It was on the infinite green lawn of a West Virginia lakehouse I can just barely remember that I first encountered lightning bugs.
The littlest cousin, the Colorado girl, I was afraid to jump off of the boat into murky Cheat Lake. I wasn’t certain of my older cousins’ waterskiing or beer-drinking antics. I felt small and uncertain.
But there was one thing I knew for sure: I loved the lightning bugs. Out we’d creep at dusk, with mason jars in hand. We’d run up behind them and startle them into a glowing frenzy. I remember dancing amidst their spectacular shimmer.
as fast as I could
into a sparkling mist. Or that’s how it seemed.
We’d usher them into the jars – as many as we could fit.
And I’d do my best to convince my parents to let me keep the jar at my bedside.
A lightning bug nightlight!
But somehow, in her gentle way, Mom would always convince me to set them free.
But what if we poked air holes in the top? But what if we gave them lightning bug food? I would plead. But Mom always stood firm.
Lightning bugs could not be kept in a jar. They would lose their light.
In the morning we’d find them at the bottom of the jar, wispy and dark.

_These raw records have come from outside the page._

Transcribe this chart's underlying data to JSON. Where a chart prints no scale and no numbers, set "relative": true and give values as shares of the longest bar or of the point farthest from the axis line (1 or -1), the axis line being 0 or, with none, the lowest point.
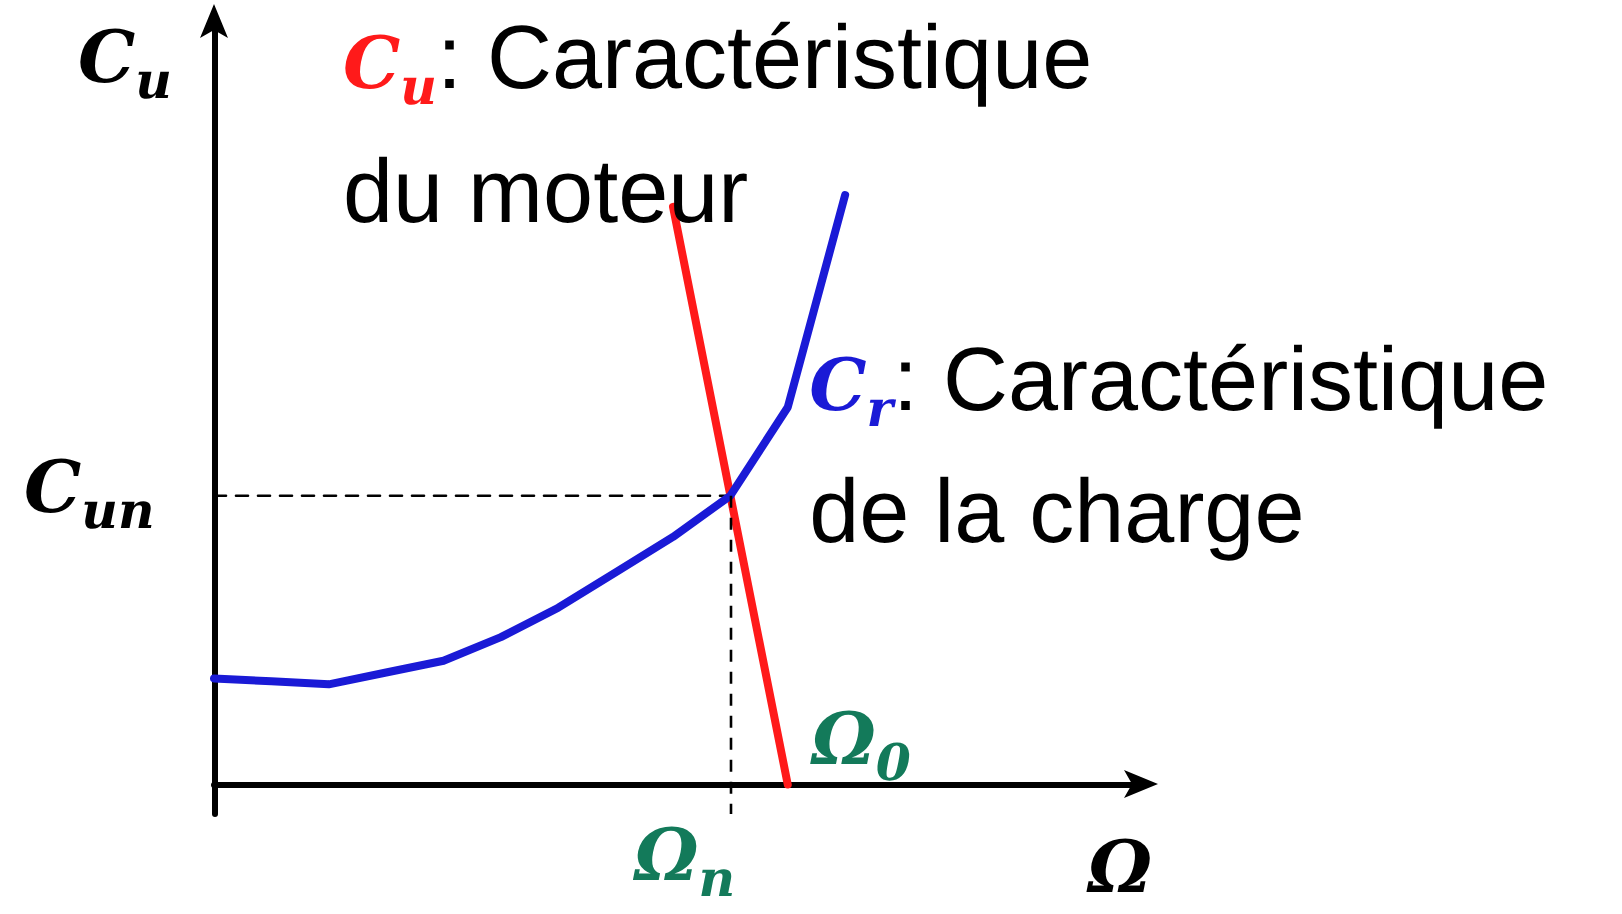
{
  "chart_data": {
    "type": "line",
    "relative": true,
    "xlabel": "Ω",
    "ylabel": "C$_{u}$",
    "marker": "none",
    "categories": [
      null,
      null,
      null,
      null,
      null,
      null,
      null,
      null,
      null,
      null,
      null,
      null,
      null,
      null,
      null,
      null,
      null
    ],
    "series": [
      {
        "name": "C$_{u}$: Caractéristique du moteur",
        "color": "#ff1a1a",
        "values": [
          null,
          null,
          null,
          null,
          null,
          null,
          null,
          null,
          0.98,
          null,
          0,
          null,
          null,
          null,
          null,
          null,
          null
        ]
      },
      {
        "name": "C$_{r}$: Caractéristique de la charge",
        "color": "#1a1ad6",
        "values": [
          0.18,
          0.175,
          0.17,
          0.19,
          0.21,
          0.25,
          0.3,
          0.36,
          0.42,
          0.49,
          0.64,
          1,
          null,
          null,
          null,
          null,
          null
        ]
      },
      {
        "color": "#000000",
        "line_style": "dashed",
        "values": [
          0.49,
          0.49,
          0.49,
          0.49,
          0.49,
          0.49,
          0.49,
          0.49,
          0.49,
          0.49,
          null,
          null,
          null,
          null,
          null,
          null,
          null
        ]
      }
    ],
    "annotations": [
      "C$_{un}$",
      "Ω$_{n}$",
      "Ω$_{0}$"
    ]
  }
}
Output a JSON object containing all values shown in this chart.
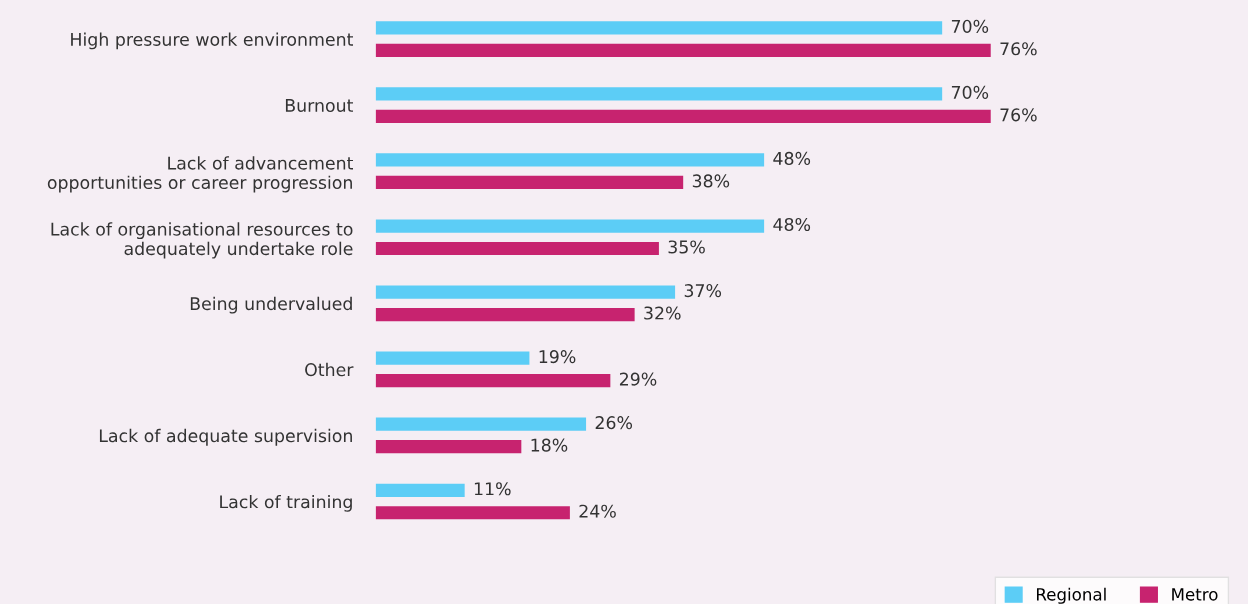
{
  "chart_data": {
    "type": "bar",
    "orientation": "horizontal",
    "categories": [
      "High pressure work environment",
      "Burnout",
      "Lack of advancement\nopportunities or career progression",
      "Lack of organisational resources to\nadequately undertake role",
      "Being undervalued",
      "Other",
      "Lack of adequate supervision",
      "Lack of training"
    ],
    "series": [
      {
        "name": "Regional",
        "color": "#5ccdf6",
        "values": [
          70,
          70,
          48,
          48,
          37,
          19,
          26,
          11
        ],
        "value_labels": [
          "70%",
          "70%",
          "48%",
          "48%",
          "37%",
          "19%",
          "26%",
          "11%"
        ]
      },
      {
        "name": "Metro",
        "color": "#c7236f",
        "values": [
          76,
          76,
          38,
          35,
          32,
          29,
          18,
          24
        ],
        "value_labels": [
          "76%",
          "76%",
          "38%",
          "35%",
          "32%",
          "29%",
          "18%",
          "24%"
        ]
      }
    ],
    "legend": "bottom right",
    "grid": false
  }
}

So, reluctantly, we’d set them free just before bed. And I’d watch them swarm out into the stars.
I had an inkling, even then, that there was a bigger lesson there. And I knew in my heart, even then, that somehow, some way, I was related to those bugs.
Years later a friend and I escaped to Breakwater Beach in Chatham, MA for a summer wedding. We were armed with champagne and exuberance. We popped our bubbly amidst the froth of a gentle midnight tide.
And then we saw them.
Everywhere. In the trees. Amidst the bushes. Dodging the quiet rain. Glowing intermittently. Tempting us with their magic.
I haven’t caught a lightning bug since those muggy West Virginia nights at the Lake House. I haven’t seen them since that night with Colleen.
But sometimes when I close my eyes, I feel a buzzing. A flutter. An intermittent glow. As if they are inside me – swarming busily in preparation to be set free. They are sparkling and shimmering – anticipating the moment when they will escape. Soar. Into the night. To twinkle among the stars.
And I wonder what they are teaching me.
Perhaps to keep glowing and swarming and tempting and teasing.
Perhaps to never confine myself behind glass walls.
To never settle for air holes.
Or perhaps, most important of all,
to allow oneself to be caught;
but also to allow oneself to be set free.
Every once in awhile Nick tells me that I smile while I am sleeping. He asks me if I had a pleasant dream.
And though I can’t know for certain just what is occurring behind my closed lids, I have a sense
that it involves the lightning bugs.